As an older student, Tessmer has a slightly different approach to graduate school, compared to her peers. She says, “MIT is amazing because there is so much variety and so many things that you can get involved in. But my style is to be hyperfocused on my interests. For me, there have been huge benefits to focusing on this specific thing and squeezing everything I can out of it, even in the face of all of these other opportunities.”
Tessmer has devoted herself to several projects throughout grad school, but all share a common thread: an emphasis on fiber development and textile programming. As a master’s student in the Self Assembly Lab, she utilized the inherent properties of materials and optimized their configurations for specific functions by integrating computation into the material itself. “At MIT, I learned a much broader definition of computation,” she says. “For example, in the Self Assembly Lab, we believe that material is a storage format of information and that you can program material to behave in certain ways.”

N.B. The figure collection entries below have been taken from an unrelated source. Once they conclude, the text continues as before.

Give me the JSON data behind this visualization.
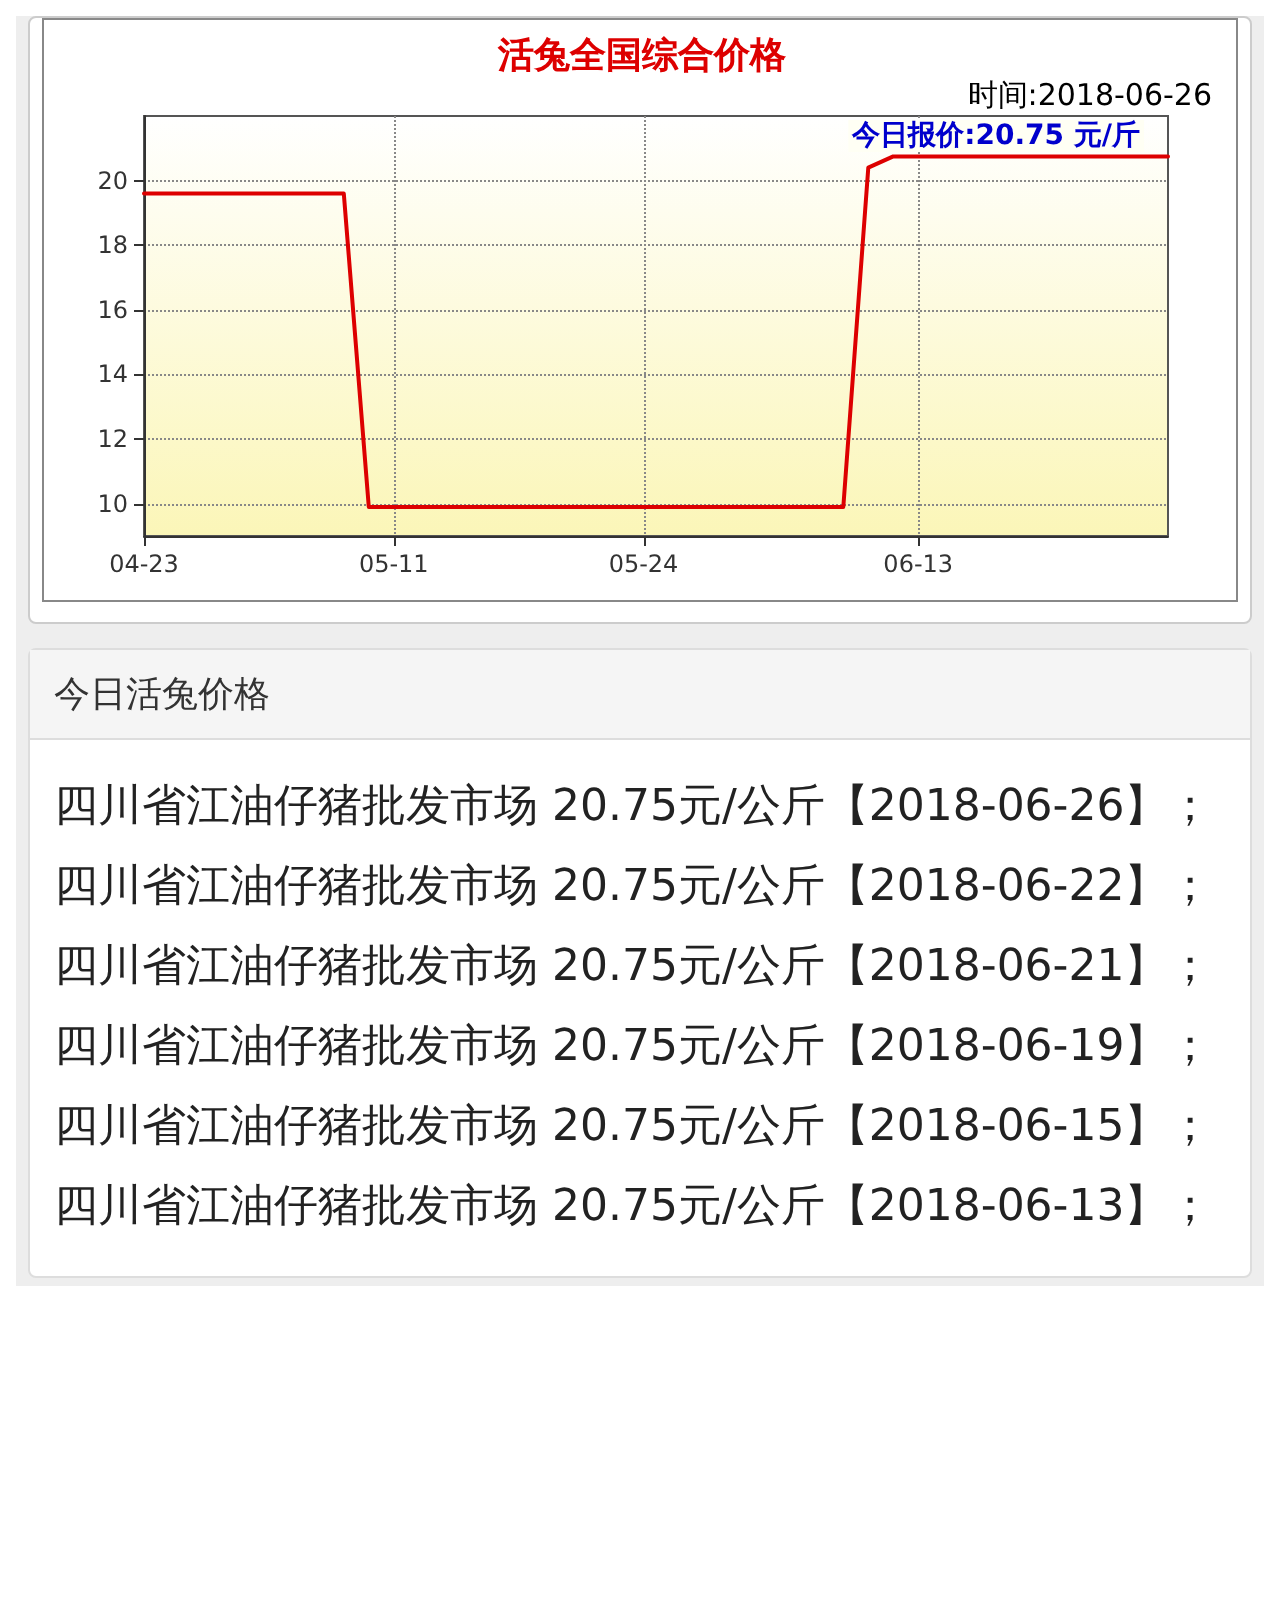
{
  "chart_data": {
    "type": "line",
    "title": "活兔全国综合价格",
    "categories": [
      "04-23",
      null,
      null,
      null,
      null,
      null,
      null,
      null,
      null,
      null,
      "05-11",
      null,
      null,
      null,
      null,
      null,
      null,
      null,
      null,
      null,
      "05-24",
      null,
      null,
      null,
      null,
      null,
      null,
      null,
      null,
      null,
      null,
      "06-13",
      null,
      null,
      null,
      null,
      null,
      null,
      null,
      null,
      null,
      null
    ],
    "series": [
      {
        "color": "#dd0000",
        "values": [
          19.6,
          19.6,
          19.6,
          19.6,
          19.6,
          19.6,
          19.6,
          19.6,
          19.6,
          9.9,
          9.9,
          9.9,
          9.9,
          9.9,
          9.9,
          9.9,
          9.9,
          9.9,
          9.9,
          9.9,
          9.9,
          9.9,
          9.9,
          9.9,
          9.9,
          9.9,
          9.9,
          9.9,
          9.9,
          20.4,
          20.75,
          20.75,
          20.75,
          20.75,
          20.75,
          20.75,
          20.75,
          20.75,
          20.75,
          20.75,
          20.75,
          20.75
        ]
      }
    ],
    "ylim": [
      9,
      22
    ],
    "yticks": [
      10,
      12,
      14,
      16,
      18,
      20
    ],
    "grid": true,
    "marker": "none",
    "line_style": "solid",
    "annotations": [
      "时间:2018-06-26",
      "今日报价:20.75 元/斤",
      "今日活兔价格",
      "四川省江油仔猪批发市场 20.75元/公斤【2018-06-26】；",
      "四川省江油仔猪批发市场 20.75元/公斤【2018-06-22】；",
      "四川省江油仔猪批发市场 20.75元/公斤【2018-06-21】；",
      "四川省江油仔猪批发市场 20.75元/公斤【2018-06-19】；",
      "四川省江油仔猪批发市场 20.75元/公斤【2018-06-15】；",
      "四川省江油仔猪批发市场 20.75元/公斤【2018-06-13】；"
    ]
  }
}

The first project Tessmer worked on was designing a fiber that could respond to temperature fluctuations. Another project focused on embedding many different properties within a single fabric, potentially for astronauts. “The human body is so varied in the number of properties that you need to match,” she says. In conjunction with collaborators across multiple MIT departments, she designed a spacesuit sleeve with embedded padding, stretchable areas, a compression gradient, and various sensors. Her third project has focused on embedding shapechange behavior into fabric structures to enhance human comfort or fit, as an alternative to manual tailoring. Finally, in a return to her architectural roots, she is also working on designing a reinforced concrete beam using textiles, a more sustainable solution to building with concrete, which has a significant carbon footprint.
Another crucial aspect of Tessmer’s research is her focus on the feasibility of large-scale manufacturing for a product. She regularly relies on industrial-scale machinery and consults with manufacturing partners. She says, “The way research is being conducted in the lab is a close parallel to how it would be made in real life. The potential for a direct bridge between one and the other is a high priority for me and a constraint that I have tried to layer on to all of my projects.”
Dabbling in entrepreneurship
Tessmer says with a laugh, “My entire hobby [textiles] has now been absorbed into my research. So I am in the market for a new hobby.” For now, that hobby has taken the form of entrepreneurship. She has been exploring the commercialization potential of her technologies, having filed multiple patents and completed the Blueprint program with The Engine Accelerator. She hopes that one day her method for embedding properties in textiles, while also reducing manufacturing process steps, will be used for commercial fabrics.
As an example, she points to shoe manufacturing. “Your shoes are normally an assembly of lots of different materials and lots of different layers. Instead, my proposal to The Engine focused on embedding all of these properties in an automated way, eliminating the need for an extensive assembly process.” Tessmer envisions entrepreneurship as one of her potential future paths.
For the time being, however, she plans to remain in academia. “From the outside, being a professor seems like an unattainable position. However, I keep being surprised at my ability to get to the next level of the academic hierarchy.” She aims to integrate all her past experiences into a future research career, designing textiles within an architectural context, while also weaving in the constraints of manufacturing scalability.